In this regard, the ancient fusion of thioredoxin and Erv/ALR domains in QSOX may represent a Rosetta stone protein (47, 48): one that points the way to possible physiological substrates of Erv2p. This is currently an issue because the natural redox partner(s) of yeast Erv2p have yet to be identified. Although crosslinking experiments suggest that PDI1p interacts with Erv2p (7, 49), in vitro experiments with reduced PDI1p show that it is a poor substrate of this oxidase (24). This kinetic sluggishness has led to the suggestion that other ER redox proteins may mediate transfer of reducing equivalents from client unfolded proteins to Erv2p (24).

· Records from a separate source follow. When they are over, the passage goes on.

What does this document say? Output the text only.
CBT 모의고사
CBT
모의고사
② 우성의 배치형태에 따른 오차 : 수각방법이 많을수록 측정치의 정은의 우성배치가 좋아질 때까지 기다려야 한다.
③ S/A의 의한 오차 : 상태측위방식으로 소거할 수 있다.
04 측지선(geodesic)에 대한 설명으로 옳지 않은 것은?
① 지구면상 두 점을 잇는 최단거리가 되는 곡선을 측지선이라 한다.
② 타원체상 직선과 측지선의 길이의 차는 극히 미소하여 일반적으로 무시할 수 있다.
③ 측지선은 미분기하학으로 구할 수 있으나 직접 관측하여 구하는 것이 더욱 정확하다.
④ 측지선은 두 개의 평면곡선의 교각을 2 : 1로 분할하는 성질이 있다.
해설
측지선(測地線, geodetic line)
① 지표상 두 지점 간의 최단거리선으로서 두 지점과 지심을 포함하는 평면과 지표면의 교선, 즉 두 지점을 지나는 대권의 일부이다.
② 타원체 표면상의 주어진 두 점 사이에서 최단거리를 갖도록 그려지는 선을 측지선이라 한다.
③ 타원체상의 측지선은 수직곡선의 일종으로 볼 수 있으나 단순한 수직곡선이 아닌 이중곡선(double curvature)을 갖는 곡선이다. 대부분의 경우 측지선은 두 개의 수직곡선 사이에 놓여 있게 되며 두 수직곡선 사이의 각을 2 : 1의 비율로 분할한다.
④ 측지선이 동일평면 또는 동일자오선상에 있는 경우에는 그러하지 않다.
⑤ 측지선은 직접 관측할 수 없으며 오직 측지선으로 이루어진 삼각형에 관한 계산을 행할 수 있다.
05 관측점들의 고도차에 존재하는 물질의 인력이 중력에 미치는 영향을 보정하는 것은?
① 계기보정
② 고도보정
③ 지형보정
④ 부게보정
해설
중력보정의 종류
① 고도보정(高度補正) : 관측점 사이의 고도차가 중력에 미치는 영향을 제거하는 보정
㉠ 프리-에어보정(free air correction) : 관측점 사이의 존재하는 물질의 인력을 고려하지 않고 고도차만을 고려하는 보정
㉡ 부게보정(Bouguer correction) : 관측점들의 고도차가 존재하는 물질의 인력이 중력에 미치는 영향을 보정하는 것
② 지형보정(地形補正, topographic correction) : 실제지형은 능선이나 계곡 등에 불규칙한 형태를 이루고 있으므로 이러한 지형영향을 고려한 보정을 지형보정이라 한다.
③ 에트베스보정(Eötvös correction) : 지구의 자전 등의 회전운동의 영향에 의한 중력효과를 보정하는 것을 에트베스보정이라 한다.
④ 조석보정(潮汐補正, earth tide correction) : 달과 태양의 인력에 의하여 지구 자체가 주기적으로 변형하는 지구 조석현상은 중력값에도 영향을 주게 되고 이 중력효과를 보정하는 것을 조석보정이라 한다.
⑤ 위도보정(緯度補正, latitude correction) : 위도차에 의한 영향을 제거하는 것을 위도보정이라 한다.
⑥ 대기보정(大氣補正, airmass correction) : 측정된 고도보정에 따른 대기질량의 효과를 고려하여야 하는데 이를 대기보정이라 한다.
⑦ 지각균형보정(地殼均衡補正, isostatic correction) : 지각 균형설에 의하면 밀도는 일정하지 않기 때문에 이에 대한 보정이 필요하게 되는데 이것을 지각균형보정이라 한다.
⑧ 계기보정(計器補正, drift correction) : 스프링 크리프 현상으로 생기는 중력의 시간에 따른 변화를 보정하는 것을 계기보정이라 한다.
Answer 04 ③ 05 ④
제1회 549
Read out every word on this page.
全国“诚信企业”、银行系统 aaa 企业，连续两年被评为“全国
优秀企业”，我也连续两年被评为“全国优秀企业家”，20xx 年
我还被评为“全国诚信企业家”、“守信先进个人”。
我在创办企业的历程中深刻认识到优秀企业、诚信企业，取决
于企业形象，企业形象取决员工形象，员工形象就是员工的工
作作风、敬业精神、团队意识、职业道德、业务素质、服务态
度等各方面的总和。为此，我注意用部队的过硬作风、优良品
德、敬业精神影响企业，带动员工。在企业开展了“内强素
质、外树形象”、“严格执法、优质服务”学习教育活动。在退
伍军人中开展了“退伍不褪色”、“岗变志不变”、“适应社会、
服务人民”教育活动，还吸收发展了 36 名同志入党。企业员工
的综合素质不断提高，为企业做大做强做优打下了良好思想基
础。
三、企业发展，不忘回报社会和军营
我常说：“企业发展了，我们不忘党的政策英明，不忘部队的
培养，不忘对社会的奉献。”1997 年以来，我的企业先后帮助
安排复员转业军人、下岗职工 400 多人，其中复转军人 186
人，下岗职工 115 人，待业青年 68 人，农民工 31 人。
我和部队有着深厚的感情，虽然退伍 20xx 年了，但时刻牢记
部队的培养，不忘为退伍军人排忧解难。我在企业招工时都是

The domain structure of QSOX hints that the physiological substrate(s) of Erv2p in the yeast ER do indeed contain the thioredoxin fold (even though it may not be those found in conventional PDIs). Another suggestion to address the weak reactivity between Erv2p and PDI1p is that essential factors required to accelerate the reaction may be absent in vitro (24). If PDI1p is a physiological reductant of Erv2p, the reaction is not thermodynamically favorable when considered merely in terms of the standard redox potentials for the partners: the two CxxC centers of yeast PDI are reported at −150 and −187 mV (50)whereas the redox poise of Erv2p determined here is more negative (about −200 mV; see above).

Finally it is worth considering whether a particularly facile oxidation of reduced PDI by Erv2p (or indeed Ero1p) would be desirable. If this were to happen, then oxidized PDI would rapidly accumulate and any activities that rely on reduced PDI (for example its redox-neutral isomerase activity) would be impaired. Secondly an accumulation of oxidized PDI would lead to subsequent reduction by endogenous GSH levels and this could, in principle, drive further hydrogen peroxide generation and depletion of cellular reducing power. It seems clear that if oxidized PDI is the immediate physiological oxidant in the lumen of the ER the pathways for its generation need to be carefully modulated.